A plan to replace a poorly built cottage in a Herefordshire village with six new houses has been passed, a year and a half after being submitted.

Oak Cottage, off the main A4113 High Street through Leintwardine, was approved in 2010 but when built was found not to meet building regulations.

A planning application by Marches Homes of Hereford in June last year proposed knocking it down and building six three-bedroom dormer bungalows on the site, each with south-facing pitched roofs.

Leintwardine group parish council objected to this for a number of reasons including the potential harm to a veteran roadside oak, which it described as “possibly the oldest living thing in Leintwardine”.

But an undertaking to reroute the road access onto the High Street and to keep utilities clear the tree’s root area were enough to allay these fears, Herefordshire Council’s tree officer said.
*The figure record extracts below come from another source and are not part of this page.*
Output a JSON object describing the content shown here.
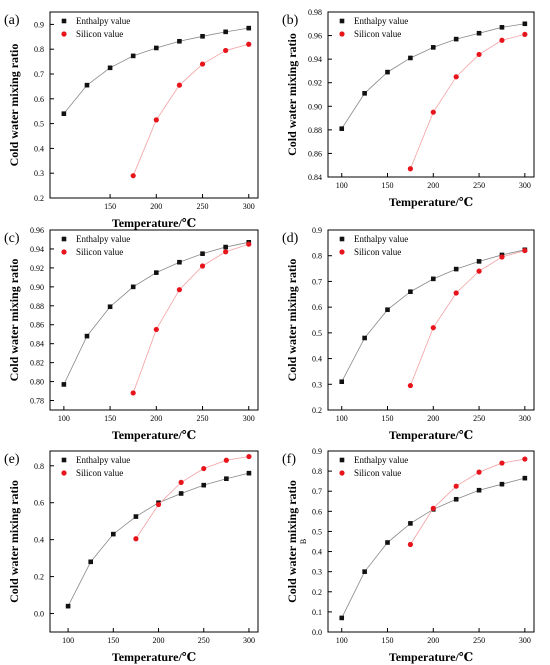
{
  "figure": {
    "panels": [
      "(a)",
      "(b)",
      "(c)",
      "(d)",
      "(e)",
      "(f)"
    ]
  },
  "colors": {
    "enthalpy": "#111111",
    "silicon": "#e8141b",
    "enthalpy_line": "#888888",
    "silicon_line": "#f3a0a3",
    "axis": "#000000"
  },
  "chart_data": [
    {
      "panel": "(a)",
      "type": "scatter",
      "xlabel": "Temperature/℃",
      "ylabel": "Cold water mixing ratio",
      "xlim": [
        85,
        310
      ],
      "ylim": [
        0.2,
        0.95
      ],
      "xticks": [
        150,
        200,
        250,
        300
      ],
      "yticks": [
        0.2,
        0.3,
        0.4,
        0.5,
        0.6,
        0.7,
        0.8,
        0.9
      ],
      "ytick_labels": [
        "0.2",
        "0.3",
        "0.4",
        "0.5",
        "0.6",
        "0.7",
        "0.8",
        "0.9"
      ],
      "legend_position": "top-left",
      "series": [
        {
          "name": "Enthalpy value",
          "x": [
            100,
            125,
            150,
            175,
            200,
            225,
            250,
            275,
            300
          ],
          "y": [
            0.54,
            0.655,
            0.725,
            0.773,
            0.805,
            0.832,
            0.852,
            0.87,
            0.885
          ]
        },
        {
          "name": "Silicon value",
          "x": [
            175,
            200,
            225,
            250,
            275,
            300
          ],
          "y": [
            0.29,
            0.515,
            0.655,
            0.74,
            0.795,
            0.82
          ]
        }
      ]
    },
    {
      "panel": "(b)",
      "type": "scatter",
      "xlabel": "Temperature/℃",
      "ylabel": "Cold water mixing ratio",
      "xlim": [
        85,
        310
      ],
      "ylim": [
        0.84,
        0.98
      ],
      "xticks": [
        100,
        150,
        200,
        250,
        300
      ],
      "yticks": [
        0.84,
        0.86,
        0.88,
        0.9,
        0.92,
        0.94,
        0.96,
        0.98
      ],
      "ytick_labels": [
        "0.84",
        "0.86",
        "0.88",
        "0.90",
        "0.92",
        "0.94",
        "0.96",
        "0.98"
      ],
      "legend_position": "top-left",
      "series": [
        {
          "name": "Enthalpy value",
          "x": [
            100,
            125,
            150,
            175,
            200,
            225,
            250,
            275,
            300
          ],
          "y": [
            0.881,
            0.911,
            0.929,
            0.941,
            0.95,
            0.957,
            0.962,
            0.967,
            0.97
          ]
        },
        {
          "name": "Silicon value",
          "x": [
            175,
            200,
            225,
            250,
            275,
            300
          ],
          "y": [
            0.847,
            0.895,
            0.925,
            0.944,
            0.956,
            0.961
          ]
        }
      ]
    },
    {
      "panel": "(c)",
      "type": "scatter",
      "xlabel": "Temperature/℃",
      "ylabel": "Cold water mixing ratio",
      "xlim": [
        85,
        310
      ],
      "ylim": [
        0.77,
        0.96
      ],
      "xticks": [
        100,
        150,
        200,
        250,
        300
      ],
      "yticks": [
        0.78,
        0.8,
        0.82,
        0.84,
        0.86,
        0.88,
        0.9,
        0.92,
        0.94,
        0.96
      ],
      "ytick_labels": [
        "0.78",
        "0.80",
        "0.82",
        "0.84",
        "0.86",
        "0.88",
        "0.90",
        "0.92",
        "0.94",
        "0.96"
      ],
      "legend_position": "top-left",
      "series": [
        {
          "name": "Enthalpy value",
          "x": [
            100,
            125,
            150,
            175,
            200,
            225,
            250,
            275,
            300
          ],
          "y": [
            0.797,
            0.848,
            0.879,
            0.9,
            0.915,
            0.926,
            0.935,
            0.942,
            0.947
          ]
        },
        {
          "name": "Silicon value",
          "x": [
            175,
            200,
            225,
            250,
            275,
            300
          ],
          "y": [
            0.788,
            0.855,
            0.897,
            0.922,
            0.937,
            0.945
          ]
        }
      ]
    },
    {
      "panel": "(d)",
      "type": "scatter",
      "xlabel": "Temperature/℃",
      "ylabel": "Cold water mixing ratio",
      "xlim": [
        85,
        310
      ],
      "ylim": [
        0.2,
        0.9
      ],
      "xticks": [
        100,
        150,
        200,
        250,
        300
      ],
      "yticks": [
        0.2,
        0.3,
        0.4,
        0.5,
        0.6,
        0.7,
        0.8,
        0.9
      ],
      "ytick_labels": [
        "0.2",
        "0.3",
        "0.4",
        "0.5",
        "0.6",
        "0.7",
        "0.8",
        "0.9"
      ],
      "legend_position": "top-left",
      "series": [
        {
          "name": "Enthalpy value",
          "x": [
            100,
            125,
            150,
            175,
            200,
            225,
            250,
            275,
            300
          ],
          "y": [
            0.31,
            0.48,
            0.59,
            0.66,
            0.71,
            0.748,
            0.778,
            0.803,
            0.823
          ]
        },
        {
          "name": "Silicon value",
          "x": [
            175,
            200,
            225,
            250,
            275,
            300
          ],
          "y": [
            0.295,
            0.52,
            0.655,
            0.74,
            0.795,
            0.82
          ]
        }
      ]
    },
    {
      "panel": "(e)",
      "type": "scatter",
      "xlabel": "Temperature/℃",
      "ylabel": "Cold water mixing ratio",
      "xlim": [
        80,
        310
      ],
      "ylim": [
        -0.1,
        0.88
      ],
      "xticks": [
        100,
        150,
        200,
        250,
        300
      ],
      "yticks": [
        0.0,
        0.2,
        0.4,
        0.6,
        0.8
      ],
      "ytick_labels": [
        "0.0",
        "0.2",
        "0.4",
        "0.6",
        "0.8"
      ],
      "legend_position": "top-left",
      "series": [
        {
          "name": "Enthalpy value",
          "x": [
            100,
            125,
            150,
            175,
            200,
            225,
            250,
            275,
            300
          ],
          "y": [
            0.04,
            0.28,
            0.43,
            0.525,
            0.6,
            0.65,
            0.695,
            0.73,
            0.76
          ]
        },
        {
          "name": "Silicon value",
          "x": [
            175,
            200,
            225,
            250,
            275,
            300
          ],
          "y": [
            0.405,
            0.59,
            0.71,
            0.785,
            0.83,
            0.85
          ]
        }
      ]
    },
    {
      "panel": "(f)",
      "type": "scatter",
      "xlabel": "Temperature/℃",
      "ylabel": "Cold water mixing ratio",
      "inner_ylabel": "B",
      "xlim": [
        85,
        310
      ],
      "ylim": [
        0.0,
        0.9
      ],
      "xticks": [
        100,
        150,
        200,
        250,
        300
      ],
      "yticks": [
        0.0,
        0.1,
        0.2,
        0.3,
        0.4,
        0.5,
        0.6,
        0.7,
        0.8,
        0.9
      ],
      "ytick_labels": [
        "0.0",
        "0.1",
        "0.2",
        "0.3",
        "0.4",
        "0.5",
        "0.6",
        "0.7",
        "0.8",
        "0.9"
      ],
      "legend_position": "top-left",
      "series": [
        {
          "name": "Enthalpy value",
          "x": [
            100,
            125,
            150,
            175,
            200,
            225,
            250,
            275,
            300
          ],
          "y": [
            0.07,
            0.3,
            0.445,
            0.54,
            0.61,
            0.66,
            0.705,
            0.735,
            0.765
          ]
        },
        {
          "name": "Silicon value",
          "x": [
            175,
            200,
            225,
            250,
            275,
            300
          ],
          "y": [
            0.435,
            0.615,
            0.725,
            0.795,
            0.84,
            0.86
          ]
        }
      ]
    }
  ]
}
Such a “back-fill development… is not to be encourage (sic) in this historic village”, the parish added.

Among four members of the public to object, Melissa Lewis in the neighbouring Plough Cottage said the “overbearing” scheme would “introduce noise, light pollution and nuisance” and would leave her grade II listed cottage “surrounded by a housing estate”.

The frame of the “eco-friendly” Oak Cottage had only been erected in 2018, she added.

Planning office Andrew Banks concluded that while demolishing such a recently built house was “regrettable”, there were “no fundamental policy objections” to this, and that the scheme within the village boundary met all other planning policy requirements.